Journey to redemption
Amar Nath Wadehra

One Master one Disciple
by Jyotii Subramanian. Yogi Impressions, Mumbai. Pages IX+174. Rs 250.

One Master one DiscipleBORN feet-first, Jyotii appeared destined for an unusual life. A pampered child, she grew up listening and learning Carnatic music and wearing ahead-of-the-time dresses, thanks to her entrepreneur mother. Belonging to a family from Kerala’s Palakkad district, she had spent her childhood in Bengal and Bihar before finally moving to Chandigarh (the move was triggered off by a chance eavesdropping by her father on the sweet-nothings that his teenage daughter was exchanging with a lad over the phone).

Despite a hawk-eyed father and a possessive, albeit liberal mother, she managed to live an unconventional life. While still a college student, she married a Sikh farmer. The marriage—opposed by their respective families—turned out to be a stormy one. A marriage on the rocks and the consequent separation would convince the reader that the author was surely hotfooting it to the Doomsville.

But, then things began to take a different turn. During her separation years in Australia, she had a couple of para-normal experiences that hastened her reunion with her family in Chandigarh. Although the relationship with her husband hadn’t fully come out of the woods, there were enough reassuring positives.

‘Visions’ and ‘spiritual experiences’ became instrumental in taking her into the fold of Yogiraj Siddhanath—affectionately addressed as Gurunath by his followers. Thence started the journey to redemption that is still continuing.

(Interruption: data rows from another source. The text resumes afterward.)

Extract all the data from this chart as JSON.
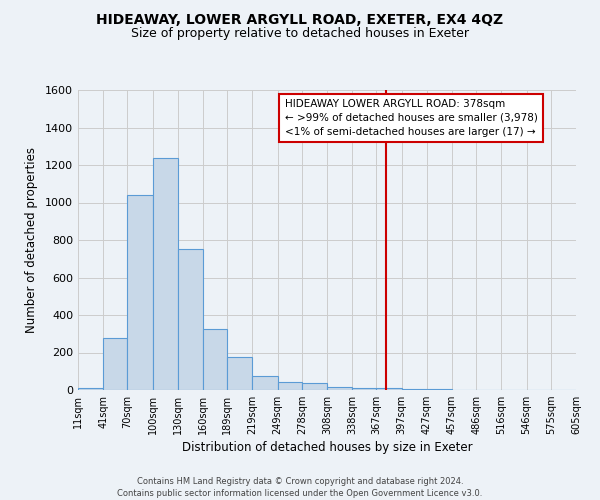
{
  "title": "HIDEAWAY, LOWER ARGYLL ROAD, EXETER, EX4 4QZ",
  "subtitle": "Size of property relative to detached houses in Exeter",
  "xlabel": "Distribution of detached houses by size in Exeter",
  "ylabel": "Number of detached properties",
  "bar_color": "#c8d8e8",
  "bar_edge_color": "#5b9bd5",
  "bin_labels": [
    "11sqm",
    "41sqm",
    "70sqm",
    "100sqm",
    "130sqm",
    "160sqm",
    "189sqm",
    "219sqm",
    "249sqm",
    "278sqm",
    "308sqm",
    "338sqm",
    "367sqm",
    "397sqm",
    "427sqm",
    "457sqm",
    "486sqm",
    "516sqm",
    "546sqm",
    "575sqm",
    "605sqm"
  ],
  "bin_edges": [
    11,
    41,
    70,
    100,
    130,
    160,
    189,
    219,
    249,
    278,
    308,
    338,
    367,
    397,
    427,
    457,
    486,
    516,
    546,
    575,
    605
  ],
  "bar_heights": [
    10,
    275,
    1040,
    1240,
    750,
    325,
    175,
    75,
    45,
    35,
    15,
    10,
    10,
    5,
    5,
    2,
    2,
    1,
    1,
    1
  ],
  "vline_x": 378,
  "vline_color": "#cc0000",
  "annotation_line1": "HIDEAWAY LOWER ARGYLL ROAD: 378sqm",
  "annotation_line2": "← >99% of detached houses are smaller (3,978)",
  "annotation_line3": "<1% of semi-detached houses are larger (17) →",
  "annotation_box_color": "#ffffff",
  "annotation_box_edge": "#cc0000",
  "ylim": [
    0,
    1600
  ],
  "yticks": [
    0,
    200,
    400,
    600,
    800,
    1000,
    1200,
    1400,
    1600
  ],
  "grid_color": "#cccccc",
  "background_color": "#edf2f7",
  "footer_line1": "Contains HM Land Registry data © Crown copyright and database right 2024.",
  "footer_line2": "Contains public sector information licensed under the Open Government Licence v3.0.",
  "title_fontsize": 10,
  "subtitle_fontsize": 9,
  "ylabel_text": "Number of detached properties"
}
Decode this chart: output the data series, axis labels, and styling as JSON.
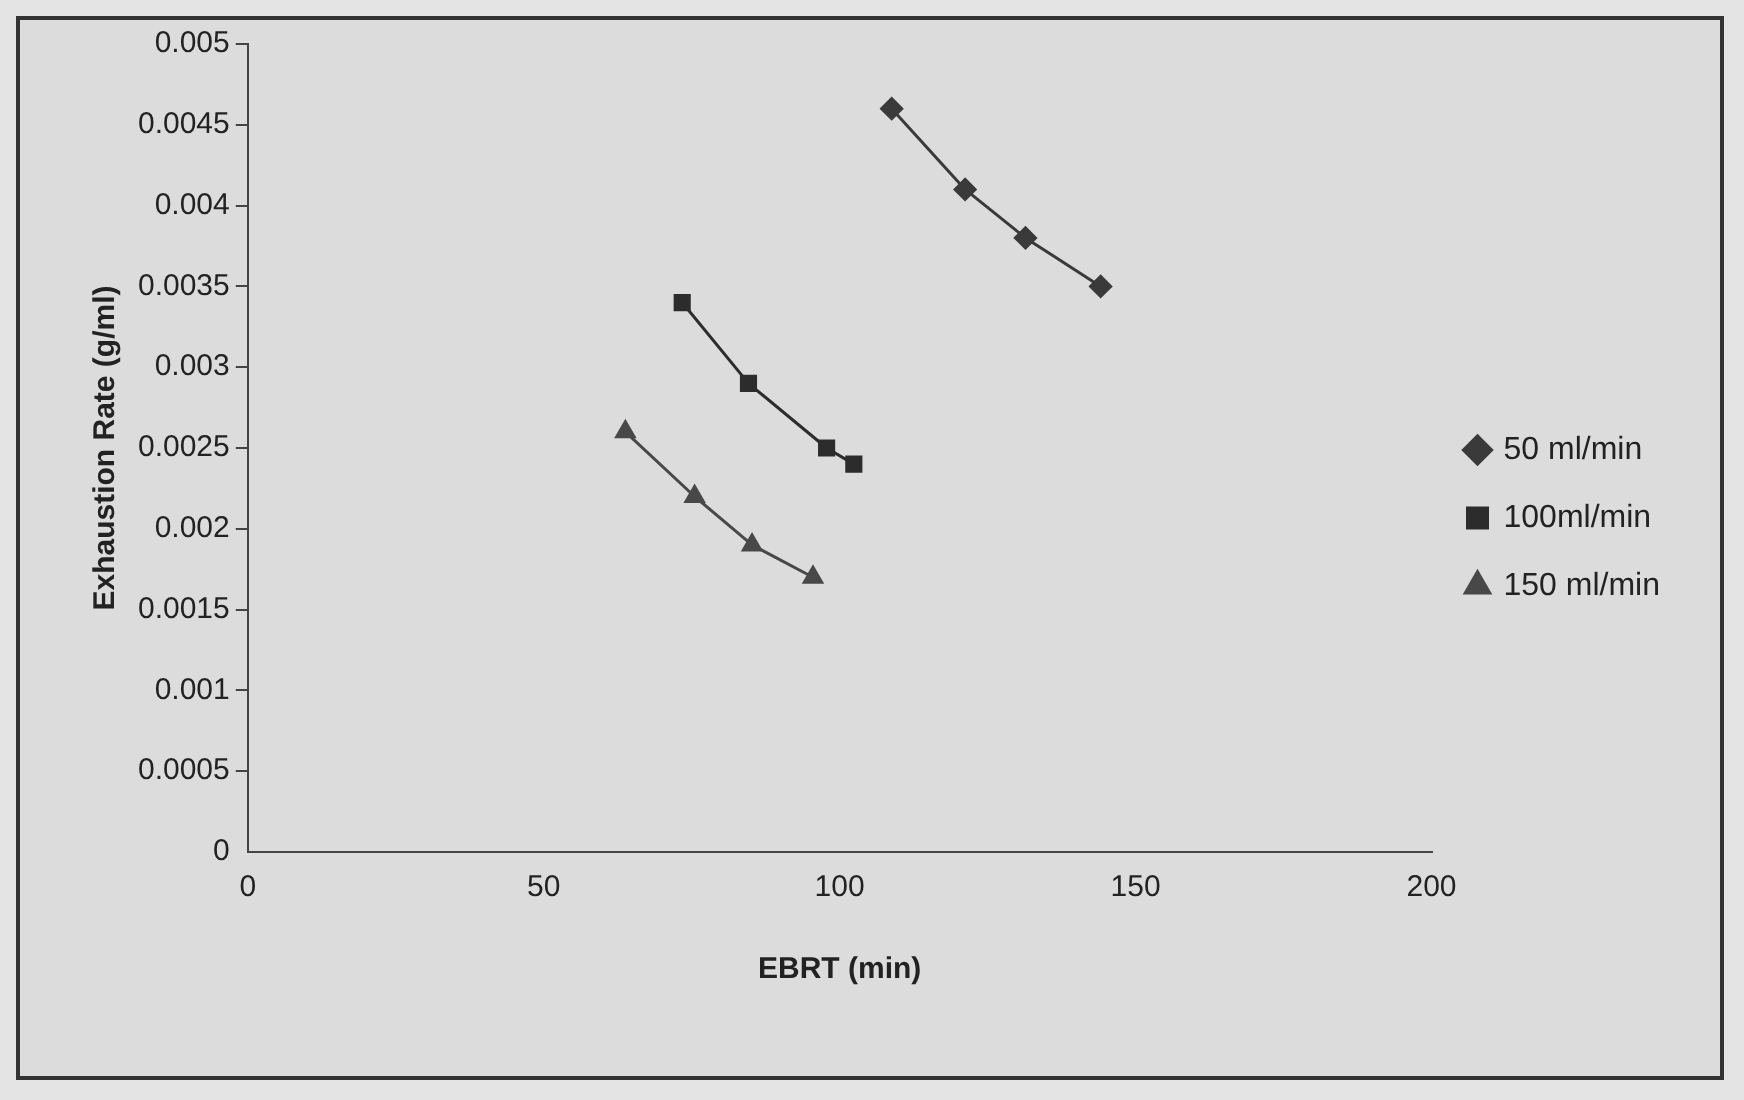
{
  "chart_data": {
    "type": "line",
    "xlabel": "EBRT (min)",
    "ylabel": "Exhaustion Rate (g/ml)",
    "xlim": [
      0,
      200
    ],
    "xticks": [
      0,
      50,
      100,
      150,
      200
    ],
    "ylim": [
      0,
      0.005
    ],
    "yticks": [
      0,
      0.0005,
      0.001,
      0.0015,
      0.002,
      0.0025,
      0.003,
      0.0035,
      0.004,
      0.0045,
      0.005
    ],
    "grid": false,
    "legend": "right",
    "line_style": "solid",
    "series": [
      {
        "name": "50 ml/min",
        "color": "#3a3a3a",
        "marker": "diamond",
        "x": [
          108.8,
          121.2,
          131.4,
          144.1
        ],
        "values": [
          0.0046,
          0.0041,
          0.0038,
          0.0035
        ]
      },
      {
        "name": "100ml/min",
        "color": "#2c2c2c",
        "marker": "square",
        "x": [
          73.4,
          84.6,
          97.8,
          102.4
        ],
        "values": [
          0.0034,
          0.0029,
          0.0025,
          0.0024
        ]
      },
      {
        "name": "150 ml/min",
        "color": "#484848",
        "marker": "triangle",
        "x": [
          63.8,
          75.5,
          85.2,
          95.5
        ],
        "values": [
          0.0026,
          0.0022,
          0.0019,
          0.0017
        ]
      }
    ]
  }
}
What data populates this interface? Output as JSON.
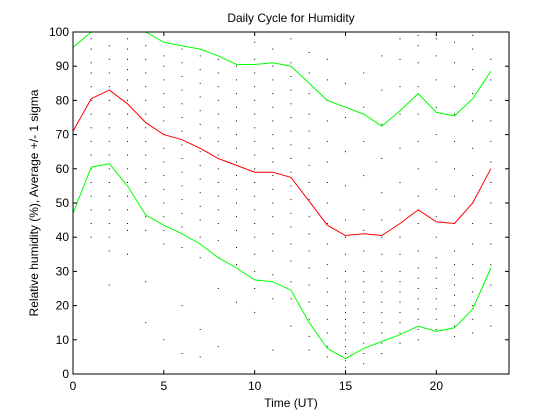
{
  "chart_data": {
    "type": "line",
    "title": "Daily Cycle for Humidity",
    "xlabel": "Time (UT)",
    "ylabel": "Relative humidity (%), Average +/- 1 sigma",
    "xlim": [
      0,
      24
    ],
    "ylim": [
      0,
      100
    ],
    "x_ticks": [
      0,
      5,
      10,
      15,
      20
    ],
    "y_ticks": [
      0,
      10,
      20,
      30,
      40,
      50,
      60,
      70,
      80,
      90,
      100
    ],
    "grid": false,
    "box": true,
    "x": [
      0,
      1,
      2,
      3,
      4,
      5,
      6,
      7,
      8,
      9,
      10,
      11,
      12,
      13,
      14,
      15,
      16,
      17,
      18,
      19,
      20,
      21,
      22,
      23
    ],
    "series": [
      {
        "role": "average",
        "color": "#ff0000",
        "values": [
          71,
          80.5,
          83,
          79,
          73.5,
          70,
          68.5,
          66,
          63,
          61,
          59,
          59,
          57.5,
          50.5,
          43.5,
          40.5,
          41,
          40.5,
          44,
          48,
          44.5,
          44,
          50,
          60
        ]
      },
      {
        "role": "average_plus_1_sigma",
        "color": "#00ff00",
        "values": [
          95.5,
          100,
          101.5,
          101.5,
          100,
          97,
          96,
          95,
          93,
          90.5,
          90.5,
          91,
          90,
          85,
          80,
          78,
          76,
          72.5,
          77,
          82,
          76.5,
          75.5,
          80.5,
          88.5
        ]
      },
      {
        "role": "average_minus_1_sigma",
        "color": "#00ff00",
        "values": [
          47,
          60.5,
          61.5,
          55,
          46.5,
          43.5,
          41,
          38,
          34,
          31,
          27.5,
          27,
          24.5,
          15,
          7.5,
          4.5,
          7.5,
          9.5,
          11.5,
          14,
          12.5,
          13.5,
          19,
          31
        ]
      }
    ],
    "scatter_color": "#000000",
    "scatter": [
      [
        0,
        99
      ],
      [
        0,
        96
      ],
      [
        0,
        93
      ],
      [
        0,
        90
      ],
      [
        0,
        86
      ],
      [
        0,
        82
      ],
      [
        0,
        78
      ],
      [
        0,
        74
      ],
      [
        0,
        69
      ],
      [
        0,
        66
      ],
      [
        0,
        63
      ],
      [
        0,
        58
      ],
      [
        0,
        55
      ],
      [
        0,
        51
      ],
      [
        0,
        48
      ],
      [
        0,
        44
      ],
      [
        0,
        40
      ],
      [
        1,
        98
      ],
      [
        1,
        95
      ],
      [
        1,
        91
      ],
      [
        1,
        88
      ],
      [
        1,
        84
      ],
      [
        1,
        80
      ],
      [
        1,
        76
      ],
      [
        1,
        72
      ],
      [
        1,
        68
      ],
      [
        1,
        64
      ],
      [
        1,
        60
      ],
      [
        1,
        56
      ],
      [
        1,
        52
      ],
      [
        1,
        48
      ],
      [
        1,
        44
      ],
      [
        1,
        40
      ],
      [
        2,
        96
      ],
      [
        2,
        92
      ],
      [
        2,
        88
      ],
      [
        2,
        84
      ],
      [
        2,
        80
      ],
      [
        2,
        76
      ],
      [
        2,
        72
      ],
      [
        2,
        68
      ],
      [
        2,
        64
      ],
      [
        2,
        60
      ],
      [
        2,
        56
      ],
      [
        2,
        52
      ],
      [
        2,
        48
      ],
      [
        2,
        44
      ],
      [
        2,
        40
      ],
      [
        2,
        36
      ],
      [
        2,
        26
      ],
      [
        3,
        98
      ],
      [
        3,
        95
      ],
      [
        3,
        92
      ],
      [
        3,
        89
      ],
      [
        3,
        86
      ],
      [
        3,
        83
      ],
      [
        3,
        80
      ],
      [
        3,
        76
      ],
      [
        3,
        72
      ],
      [
        3,
        68
      ],
      [
        3,
        64
      ],
      [
        3,
        60
      ],
      [
        3,
        56
      ],
      [
        3,
        52
      ],
      [
        3,
        48
      ],
      [
        3,
        44
      ],
      [
        3,
        42
      ],
      [
        3,
        35
      ],
      [
        4,
        96
      ],
      [
        4,
        92
      ],
      [
        4,
        88
      ],
      [
        4,
        84
      ],
      [
        4,
        80
      ],
      [
        4,
        76
      ],
      [
        4,
        72
      ],
      [
        4,
        68
      ],
      [
        4,
        64
      ],
      [
        4,
        60
      ],
      [
        4,
        56
      ],
      [
        4,
        52
      ],
      [
        4,
        46
      ],
      [
        4,
        42
      ],
      [
        4,
        27
      ],
      [
        4,
        15
      ],
      [
        5,
        93
      ],
      [
        5,
        90
      ],
      [
        5,
        86
      ],
      [
        5,
        82
      ],
      [
        5,
        78
      ],
      [
        5,
        74
      ],
      [
        5,
        70
      ],
      [
        5,
        66
      ],
      [
        5,
        62
      ],
      [
        5,
        58
      ],
      [
        5,
        54
      ],
      [
        5,
        50
      ],
      [
        5,
        46
      ],
      [
        5,
        42
      ],
      [
        5,
        38
      ],
      [
        5,
        10
      ],
      [
        6,
        95
      ],
      [
        6,
        91
      ],
      [
        6,
        87
      ],
      [
        6,
        83
      ],
      [
        6,
        79
      ],
      [
        6,
        75
      ],
      [
        6,
        71
      ],
      [
        6,
        67
      ],
      [
        6,
        63
      ],
      [
        6,
        59
      ],
      [
        6,
        55
      ],
      [
        6,
        51
      ],
      [
        6,
        47
      ],
      [
        6,
        43
      ],
      [
        6,
        37
      ],
      [
        6,
        20
      ],
      [
        6,
        6
      ],
      [
        7,
        93
      ],
      [
        7,
        89
      ],
      [
        7,
        85
      ],
      [
        7,
        81
      ],
      [
        7,
        77
      ],
      [
        7,
        73
      ],
      [
        7,
        69
      ],
      [
        7,
        65
      ],
      [
        7,
        61
      ],
      [
        7,
        57
      ],
      [
        7,
        53
      ],
      [
        7,
        49
      ],
      [
        7,
        45
      ],
      [
        7,
        40
      ],
      [
        7,
        34
      ],
      [
        7,
        13
      ],
      [
        7,
        5
      ],
      [
        8,
        92
      ],
      [
        8,
        88
      ],
      [
        8,
        84
      ],
      [
        8,
        80
      ],
      [
        8,
        76
      ],
      [
        8,
        72
      ],
      [
        8,
        68
      ],
      [
        8,
        64
      ],
      [
        8,
        60
      ],
      [
        8,
        56
      ],
      [
        8,
        52
      ],
      [
        8,
        48
      ],
      [
        8,
        44
      ],
      [
        8,
        39
      ],
      [
        8,
        34
      ],
      [
        8,
        25
      ],
      [
        8,
        8
      ],
      [
        9,
        90
      ],
      [
        9,
        86
      ],
      [
        9,
        82
      ],
      [
        9,
        78
      ],
      [
        9,
        74
      ],
      [
        9,
        70
      ],
      [
        9,
        66
      ],
      [
        9,
        62
      ],
      [
        9,
        58
      ],
      [
        9,
        54
      ],
      [
        9,
        50
      ],
      [
        9,
        46
      ],
      [
        9,
        42
      ],
      [
        9,
        37
      ],
      [
        9,
        32
      ],
      [
        9,
        21
      ],
      [
        10,
        97
      ],
      [
        10,
        92
      ],
      [
        10,
        88
      ],
      [
        10,
        84
      ],
      [
        10,
        80
      ],
      [
        10,
        76
      ],
      [
        10,
        72
      ],
      [
        10,
        68
      ],
      [
        10,
        64
      ],
      [
        10,
        60
      ],
      [
        10,
        56
      ],
      [
        10,
        52
      ],
      [
        10,
        48
      ],
      [
        10,
        44
      ],
      [
        10,
        40
      ],
      [
        10,
        35
      ],
      [
        10,
        30
      ],
      [
        10,
        25
      ],
      [
        10,
        18
      ],
      [
        11,
        95
      ],
      [
        11,
        90
      ],
      [
        11,
        86
      ],
      [
        11,
        82
      ],
      [
        11,
        78
      ],
      [
        11,
        74
      ],
      [
        11,
        70
      ],
      [
        11,
        66
      ],
      [
        11,
        62
      ],
      [
        11,
        58
      ],
      [
        11,
        54
      ],
      [
        11,
        50
      ],
      [
        11,
        46
      ],
      [
        11,
        41
      ],
      [
        11,
        36
      ],
      [
        11,
        29
      ],
      [
        11,
        22
      ],
      [
        11,
        7
      ],
      [
        12,
        98
      ],
      [
        12,
        91
      ],
      [
        12,
        87
      ],
      [
        12,
        83
      ],
      [
        12,
        79
      ],
      [
        12,
        75
      ],
      [
        12,
        71
      ],
      [
        12,
        67
      ],
      [
        12,
        63
      ],
      [
        12,
        59
      ],
      [
        12,
        55
      ],
      [
        12,
        51
      ],
      [
        12,
        47
      ],
      [
        12,
        43
      ],
      [
        12,
        38
      ],
      [
        12,
        33
      ],
      [
        12,
        27
      ],
      [
        12,
        22
      ],
      [
        12,
        14
      ],
      [
        13,
        94
      ],
      [
        13,
        88
      ],
      [
        13,
        82
      ],
      [
        13,
        76
      ],
      [
        13,
        71
      ],
      [
        13,
        66
      ],
      [
        13,
        61
      ],
      [
        13,
        56
      ],
      [
        13,
        51
      ],
      [
        13,
        46
      ],
      [
        13,
        41
      ],
      [
        13,
        36
      ],
      [
        13,
        31
      ],
      [
        13,
        26
      ],
      [
        13,
        21
      ],
      [
        13,
        16
      ],
      [
        13,
        11
      ],
      [
        13,
        7
      ],
      [
        14,
        92
      ],
      [
        14,
        86
      ],
      [
        14,
        80
      ],
      [
        14,
        74
      ],
      [
        14,
        68
      ],
      [
        14,
        62
      ],
      [
        14,
        56
      ],
      [
        14,
        50
      ],
      [
        14,
        44
      ],
      [
        14,
        38
      ],
      [
        14,
        32
      ],
      [
        14,
        28
      ],
      [
        14,
        24
      ],
      [
        14,
        20
      ],
      [
        14,
        16
      ],
      [
        14,
        12
      ],
      [
        14,
        8
      ],
      [
        14,
        5
      ],
      [
        15,
        99
      ],
      [
        15,
        85
      ],
      [
        15,
        75
      ],
      [
        15,
        65
      ],
      [
        15,
        55
      ],
      [
        15,
        45
      ],
      [
        15,
        40
      ],
      [
        15,
        35
      ],
      [
        15,
        30
      ],
      [
        15,
        27
      ],
      [
        15,
        24
      ],
      [
        15,
        22
      ],
      [
        15,
        20
      ],
      [
        15,
        18
      ],
      [
        15,
        16
      ],
      [
        15,
        14
      ],
      [
        15,
        12
      ],
      [
        15,
        10
      ],
      [
        15,
        8
      ],
      [
        15,
        6
      ],
      [
        15,
        4
      ],
      [
        15,
        2
      ],
      [
        16,
        88
      ],
      [
        16,
        78
      ],
      [
        16,
        68
      ],
      [
        16,
        58
      ],
      [
        16,
        48
      ],
      [
        16,
        42
      ],
      [
        16,
        36
      ],
      [
        16,
        30
      ],
      [
        16,
        27
      ],
      [
        16,
        24
      ],
      [
        16,
        21
      ],
      [
        16,
        18
      ],
      [
        16,
        15
      ],
      [
        16,
        12
      ],
      [
        16,
        9
      ],
      [
        16,
        6
      ],
      [
        16,
        3
      ],
      [
        17,
        93
      ],
      [
        17,
        83
      ],
      [
        17,
        73
      ],
      [
        17,
        63
      ],
      [
        17,
        53
      ],
      [
        17,
        45
      ],
      [
        17,
        40
      ],
      [
        17,
        35
      ],
      [
        17,
        30
      ],
      [
        17,
        27
      ],
      [
        17,
        24
      ],
      [
        17,
        21
      ],
      [
        17,
        18
      ],
      [
        17,
        15
      ],
      [
        17,
        12
      ],
      [
        17,
        9
      ],
      [
        17,
        6
      ],
      [
        18,
        98
      ],
      [
        18,
        92
      ],
      [
        18,
        84
      ],
      [
        18,
        76
      ],
      [
        18,
        66
      ],
      [
        18,
        56
      ],
      [
        18,
        48
      ],
      [
        18,
        40
      ],
      [
        18,
        35
      ],
      [
        18,
        30
      ],
      [
        18,
        27
      ],
      [
        18,
        24
      ],
      [
        18,
        21
      ],
      [
        18,
        18
      ],
      [
        18,
        15
      ],
      [
        18,
        12
      ],
      [
        18,
        9
      ],
      [
        19,
        99
      ],
      [
        19,
        96
      ],
      [
        19,
        91
      ],
      [
        19,
        84
      ],
      [
        19,
        76
      ],
      [
        19,
        68
      ],
      [
        19,
        60
      ],
      [
        19,
        52
      ],
      [
        19,
        44
      ],
      [
        19,
        36
      ],
      [
        19,
        31
      ],
      [
        19,
        28
      ],
      [
        19,
        25
      ],
      [
        19,
        22
      ],
      [
        19,
        19
      ],
      [
        19,
        16
      ],
      [
        19,
        13
      ],
      [
        19,
        10
      ],
      [
        20,
        98
      ],
      [
        20,
        93
      ],
      [
        20,
        86
      ],
      [
        20,
        78
      ],
      [
        20,
        70
      ],
      [
        20,
        62
      ],
      [
        20,
        54
      ],
      [
        20,
        46
      ],
      [
        20,
        40
      ],
      [
        20,
        34
      ],
      [
        20,
        31
      ],
      [
        20,
        28
      ],
      [
        20,
        25
      ],
      [
        20,
        22
      ],
      [
        20,
        19
      ],
      [
        20,
        16
      ],
      [
        20,
        13
      ],
      [
        21,
        97
      ],
      [
        21,
        91
      ],
      [
        21,
        84
      ],
      [
        21,
        76
      ],
      [
        21,
        68
      ],
      [
        21,
        60
      ],
      [
        21,
        52
      ],
      [
        21,
        44
      ],
      [
        21,
        36
      ],
      [
        21,
        32
      ],
      [
        21,
        29
      ],
      [
        21,
        26
      ],
      [
        21,
        23
      ],
      [
        21,
        20
      ],
      [
        21,
        17
      ],
      [
        21,
        14
      ],
      [
        21,
        11
      ],
      [
        22,
        99
      ],
      [
        22,
        95
      ],
      [
        22,
        89
      ],
      [
        22,
        82
      ],
      [
        22,
        74
      ],
      [
        22,
        66
      ],
      [
        22,
        58
      ],
      [
        22,
        50
      ],
      [
        22,
        44
      ],
      [
        22,
        38
      ],
      [
        22,
        32
      ],
      [
        22,
        28
      ],
      [
        22,
        24
      ],
      [
        22,
        20
      ],
      [
        22,
        16
      ],
      [
        22,
        12
      ],
      [
        23,
        92
      ],
      [
        23,
        86
      ],
      [
        23,
        80
      ],
      [
        23,
        74
      ],
      [
        23,
        68
      ],
      [
        23,
        62
      ],
      [
        23,
        56
      ],
      [
        23,
        50
      ],
      [
        23,
        44
      ],
      [
        23,
        38
      ],
      [
        23,
        32
      ],
      [
        23,
        26
      ],
      [
        23,
        20
      ],
      [
        23,
        14
      ]
    ]
  }
}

The book’s title and the blurb on its back remind one of such books on spiritualism as Paramahansa Yogananda’s Autobiography of a Yogi and Dr Paul Brunton’s A Search in Secret India. There are references to karma, especially when Jyotii rationalises one of her particularly heart-breaking relationships, or when she describes a Red Indian Chief as her grandfather in a previous life.

There are other such details that make one reflect on the mysteries of life. For example, the interplay of contrary forces that mould one’s destiny becomes apparent, not immediately but when the proverbial dust has settled. So, she is able to understand the influence of the spiritual undercurrents only after she is extricated from the darkest phase of her life.

Skeptics might well question the need for having one more ‘New Age Guru’ when already there are a legion of them promising to improve our here and hereafter. Others might look askance at this guru’s corporate style approach—a dedicated publishing house with a website that sells books, audios and videos; each book comes with a postage-prepaid business reply card to enable readers to enroll in the mailing list.

You might also be wondering at the propensity of our gurus and godmen for partiality towards the well-heeled. Nirvana may not come cheap ’n’ easy, but read this book for what it really is—the saga of a tortured but resilient soul’s successful bid for solace, courtesy her preceptor.